I looked over some apple butter recipes before I decided what I would do.  I was shocked at the amount of sugar some of them called for.  4lbs apples:4 cups sugar. UGH. Gross. No.  These little beauties were already sweet, and I knew that once they had cooked down, condensed and caramelized they would be even sweeter.  I pared that measurement down to 1/2 cup.  I wanted the apples to really shine.

To Make:

4lbs apples (dealer’s choice)  quartered

1 cup water

1/2 cup sugar

1/8 tsp ground ginger

1/8 tsp ground clove

1/8 tsp ground all spice

jars to store the butter

Put quartered apples into a heavy bottomed pot with the water and cover. Simmer for 20 minutes until apples are cooked through and soft.   I was using the same pot to reduce the apples, so I poured the hot mixture into a big bowl so I could mill the apples directly into the pot.
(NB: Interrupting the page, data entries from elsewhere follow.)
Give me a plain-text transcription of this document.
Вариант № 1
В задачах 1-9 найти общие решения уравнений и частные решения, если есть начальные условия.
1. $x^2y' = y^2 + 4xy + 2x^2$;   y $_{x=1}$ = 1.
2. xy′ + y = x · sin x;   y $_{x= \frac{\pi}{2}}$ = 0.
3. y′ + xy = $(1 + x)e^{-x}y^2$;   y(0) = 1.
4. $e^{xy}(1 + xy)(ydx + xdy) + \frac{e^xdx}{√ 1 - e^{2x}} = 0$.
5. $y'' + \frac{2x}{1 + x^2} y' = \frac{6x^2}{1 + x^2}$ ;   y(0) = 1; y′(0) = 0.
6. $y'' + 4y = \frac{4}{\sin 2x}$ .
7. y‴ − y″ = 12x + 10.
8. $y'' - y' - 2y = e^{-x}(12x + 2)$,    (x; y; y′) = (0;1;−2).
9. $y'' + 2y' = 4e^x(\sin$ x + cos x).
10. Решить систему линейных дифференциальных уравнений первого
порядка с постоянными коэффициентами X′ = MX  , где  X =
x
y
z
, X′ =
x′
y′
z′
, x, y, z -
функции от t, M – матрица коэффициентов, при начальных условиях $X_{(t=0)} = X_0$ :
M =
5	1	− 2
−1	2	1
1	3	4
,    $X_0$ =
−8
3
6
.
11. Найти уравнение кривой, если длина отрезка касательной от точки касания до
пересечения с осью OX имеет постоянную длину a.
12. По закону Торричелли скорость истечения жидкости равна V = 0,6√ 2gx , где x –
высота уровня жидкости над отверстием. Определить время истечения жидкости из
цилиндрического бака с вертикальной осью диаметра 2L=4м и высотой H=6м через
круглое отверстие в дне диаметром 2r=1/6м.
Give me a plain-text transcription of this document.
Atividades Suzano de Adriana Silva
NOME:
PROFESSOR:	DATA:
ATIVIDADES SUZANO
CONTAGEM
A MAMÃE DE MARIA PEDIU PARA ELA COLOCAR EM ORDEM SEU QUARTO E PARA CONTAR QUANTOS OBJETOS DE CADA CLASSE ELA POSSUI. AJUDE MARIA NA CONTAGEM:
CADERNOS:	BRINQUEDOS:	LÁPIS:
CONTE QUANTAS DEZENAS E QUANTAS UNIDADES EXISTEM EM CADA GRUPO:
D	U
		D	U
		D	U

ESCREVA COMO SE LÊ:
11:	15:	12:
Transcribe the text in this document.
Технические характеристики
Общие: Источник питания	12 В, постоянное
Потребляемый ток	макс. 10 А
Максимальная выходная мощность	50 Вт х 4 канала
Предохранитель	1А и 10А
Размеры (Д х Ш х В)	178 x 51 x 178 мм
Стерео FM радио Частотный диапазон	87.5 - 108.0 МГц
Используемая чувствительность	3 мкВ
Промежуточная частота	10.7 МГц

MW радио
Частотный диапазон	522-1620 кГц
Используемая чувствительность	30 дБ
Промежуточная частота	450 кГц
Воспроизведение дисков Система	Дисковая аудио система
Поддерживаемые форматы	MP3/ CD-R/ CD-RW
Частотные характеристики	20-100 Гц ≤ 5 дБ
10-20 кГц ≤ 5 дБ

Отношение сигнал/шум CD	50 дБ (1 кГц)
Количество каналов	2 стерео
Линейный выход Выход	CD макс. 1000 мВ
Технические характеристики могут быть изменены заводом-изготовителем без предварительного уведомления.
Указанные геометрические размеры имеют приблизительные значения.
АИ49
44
Set your food mill, with the medium plate inserted over the pot and ladle in the apples, milling them to remove the seeds, cores and skins.  Discard solids.


Add spices and sugar to the apples, stir and simmer, uncovered over very low heat for about 90 minutes, stirring about every 15 minutes or so. You want the water to evaporate and the apples to condense and caramelize. Scrape the bottom to make sure you don’t get scorch marks.  You should notice the bottom getting lovely and dark and thick.  The overall texture will thicken over time and darken as the sugars in the apples begin to caramelize.

Its ‘done’ when you can drag the spoon along the bottom of the pot and the apple butter doesn’t immediately fill the gap back in.  You can now can the apple butter to keep it and give as gifts, or just fill up a container and pop it in the fridge. Un-canned apple butter will last at least two weeks in the fridge.


I know what you may be thinking… “Where’s the cinnamon?”  I find that its a common tendency to smother anything baked with apples in cinnamon.  I think that’s generally a bad idea. I find cinnamon cloying, overpowering and I wanted the apples to really shine with just a hint of spice to it.  I nearly always substitute all spice for cinnamon  and nearly always reduce the quantity as well.  I imagined some of these apple butter recipes coming out like cinnamon apple candy, and that thought didn’t make me happy.  No sir.

This batch of apple butter though, made me very happy! Its tangy, a little bit sweet, gently spiced and so so so apple-y. Its gorgeous! Coffee,toast, butter and apple butter for breakfast? Don’t mind if I do!